The U.S. Drought Monitor says the area is experiencing "exceptional" drought, the agency’s most severe ranking.
“My dad's 93, and he told me he'd never seen a drought this bad in the county,” said San Juan County Commissioner Bruce Adams. “I've talked to several other older ranchers who have confirmed the same thing: It's never been this bad.”
Water restrictions mean lawns have already died, just like the range.
“All of the grass the animals try to graze is brown and looks dead — none of it's green,” said Adams, who’s also a rancher. “Some ranchers are ordering hay from Idaho because there is none.”
Adams said there was so little runoff that reservoirs are low and stock ponds are dry. He said ranchers are running thousands of gallons of water out to their stock each day to keep them alive.
“They're just a line at the well to purchase water every day,” he said, “by people who have water tanks that are hauling water to meet their needs.”
The U.S Agriculture Department’s latest climate report says that the eastern edge of Utah has received just 46% of normal precipitation since October.
Adams noted: “Stock ponds were not filled. And, so, every rancher is hauling thousands of gallons of water a day to try and keep these animals alive.”
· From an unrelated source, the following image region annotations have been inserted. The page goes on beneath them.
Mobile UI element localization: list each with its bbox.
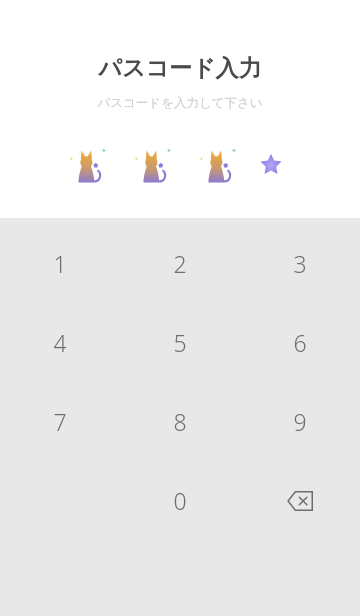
button[interactable]: 1 xyxy=(0,224,120,303)
button[interactable]: 4 xyxy=(0,303,120,382)
staticText: 4 xyxy=(53,327,67,358)
button[interactable]: 0 xyxy=(120,461,240,540)
staticText: 5 xyxy=(173,327,187,358)
button[interactable]: 5 xyxy=(120,303,240,382)
button[interactable]: 3 xyxy=(240,224,360,303)
staticText: 3 xyxy=(293,248,307,279)
staticText: 0 xyxy=(173,485,187,516)
button[interactable]: Backspace xyxy=(240,461,360,540)
staticText: 6 xyxy=(293,327,307,358)
button[interactable]: 9 xyxy=(240,382,360,461)
staticText: 1 xyxy=(53,248,67,279)
staticText: パスコードを入力して下さい xyxy=(97,95,263,111)
staticText: 7 xyxy=(53,406,67,437)
staticText: 9 xyxy=(293,406,307,437)
button[interactable]: 8 xyxy=(120,382,240,461)
staticText: 2 xyxy=(173,248,187,279)
button[interactable]: 7 xyxy=(0,382,120,461)
staticText: パスコード入力 xyxy=(98,54,262,83)
button[interactable]: 6 xyxy=(240,303,360,382)
staticText: 8 xyxy=(173,406,187,437)
button[interactable]: 2 xyxy=(120,224,240,303)
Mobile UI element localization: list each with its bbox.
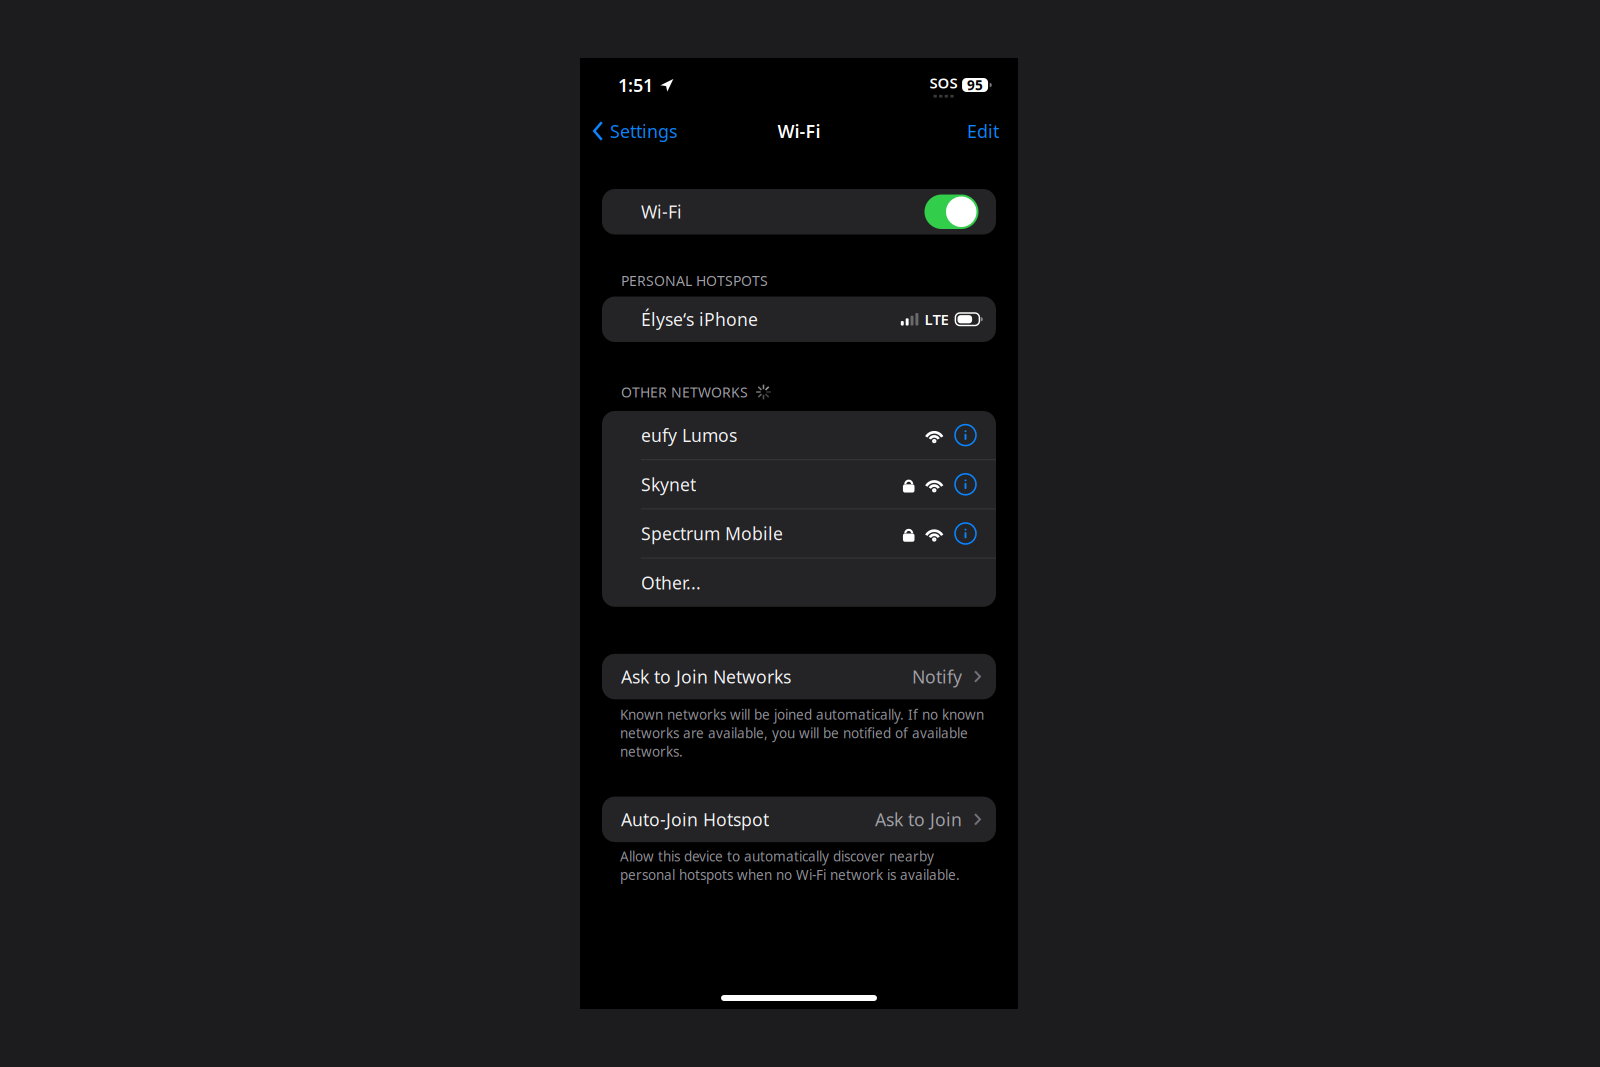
- button[interactable]: eufy Lumos: [602, 411, 996, 459]
- staticText: Skynet: [641, 472, 696, 496]
- button[interactable]: Wi-Fi: [602, 189, 996, 234]
- button[interactable]: Other...: [602, 559, 996, 607]
- staticText: Edit: [967, 119, 999, 143]
- staticText: Spectrum Mobile: [641, 522, 783, 546]
- staticText: Other...: [641, 571, 701, 595]
- button[interactable]: Settings: [580, 114, 688, 148]
- staticText: LTE: [924, 309, 948, 329]
- staticText: Settings: [610, 119, 678, 143]
- staticText: PERSONAL HOTSPOTS: [621, 271, 768, 290]
- staticText: Wi-Fi: [778, 119, 820, 143]
- button[interactable]: Edit: [955, 114, 1018, 148]
- staticText: Auto-Join Hotspot: [621, 807, 769, 831]
- button[interactable]: Élyse‘s iPhone: [602, 296, 996, 342]
- button[interactable]: Spectrum Mobile: [602, 509, 996, 558]
- staticText: Notify: [912, 665, 962, 689]
- staticText: 1:51: [618, 73, 653, 97]
- button[interactable]: Ask to Join Networks: [602, 654, 996, 699]
- staticText: Known networks will be joined automatica…: [620, 705, 984, 761]
- staticText: Allow this device to automatically disco…: [620, 847, 960, 884]
- staticText: 95: [967, 76, 983, 94]
- staticText: eufy Lumos: [641, 423, 737, 447]
- button[interactable]: Auto-Join Hotspot: [602, 797, 996, 842]
- staticText: Wi-Fi: [641, 200, 682, 224]
- staticText: SOS: [930, 72, 958, 93]
- staticText: Ask to Join Networks: [621, 665, 791, 689]
- staticText: Élyse‘s iPhone: [641, 307, 758, 331]
- staticText: OTHER NETWORKS: [621, 382, 748, 402]
- button[interactable]: Skynet: [602, 460, 996, 508]
- staticText: Ask to Join: [875, 807, 962, 831]
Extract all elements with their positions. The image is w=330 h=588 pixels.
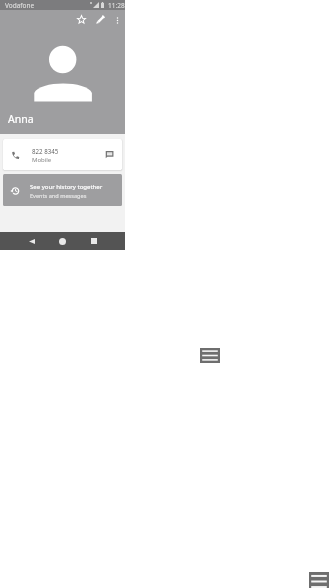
staticText: Anna (8, 112, 34, 126)
staticText: Mobile (32, 156, 52, 164)
staticText: Vodafone (5, 1, 35, 10)
button[interactable]: More options (107, 10, 127, 30)
button[interactable]: Back (22, 232, 42, 250)
button[interactable]: 822 8345 (3, 139, 122, 170)
button[interactable]: See your history together (3, 174, 122, 206)
button[interactable]: Send message (98, 139, 121, 170)
button[interactable]: Edit contact (90, 9, 110, 29)
staticText: Events and messages (30, 192, 87, 200)
button[interactable]: Add to favourites (71, 9, 91, 29)
staticText: See your history together (30, 183, 103, 191)
button[interactable]: Recent apps (84, 232, 104, 250)
button[interactable]: Home (52, 232, 72, 250)
staticText: 822 8345 (32, 147, 59, 155)
staticText: 11:28 (108, 1, 125, 10)
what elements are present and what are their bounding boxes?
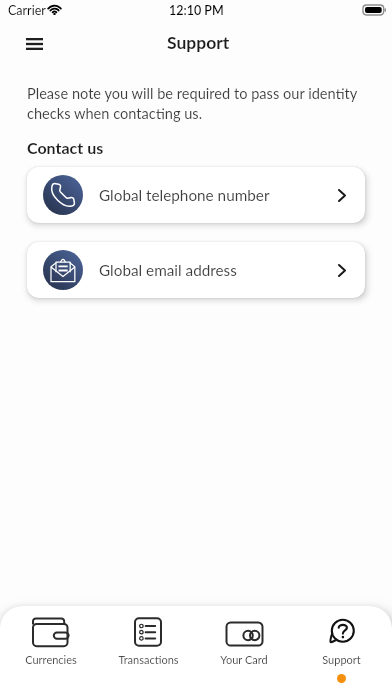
staticText: Support	[167, 32, 230, 53]
staticText: Contact us	[27, 138, 104, 157]
staticText: 12:10 PM	[169, 3, 224, 18]
button[interactable]: Global email address	[27, 242, 365, 298]
staticText: Support	[322, 653, 361, 666]
staticText: Transactions	[118, 653, 179, 666]
button[interactable]: Transactions	[103, 617, 193, 674]
button[interactable]: Menu	[15, 23, 53, 61]
button[interactable]: Currencies	[6, 617, 96, 674]
staticText: Carrier	[8, 3, 46, 18]
button[interactable]: Your Card	[199, 617, 289, 674]
staticText: Please note you will be required to pass…	[27, 85, 372, 122]
staticText: Your Card	[220, 653, 268, 666]
staticText: Global email address	[99, 261, 237, 279]
staticText: Global telephone number	[99, 186, 270, 204]
staticText: Currencies	[25, 653, 77, 666]
button[interactable]: Global telephone number	[27, 167, 365, 223]
button[interactable]: Support	[296, 617, 386, 683]
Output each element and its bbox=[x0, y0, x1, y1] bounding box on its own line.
County commissioners first declared a disaster in November, and they’ve reaffirmed that position each month since then. The U.S. Agriculture Department, which also recognizes the problem, has declared a primary natural disaster in more than a dozen counties in the Four Corners region.
Adams said San Juan County just needs rain.
“I get on my knees and pray every day but I'm not sure that that's doing the trick yet.”
Just a year ago, conditions were close to normal throughout Utah. The Drought Monitor shows parts of San Juan County were only “abnormally dry.”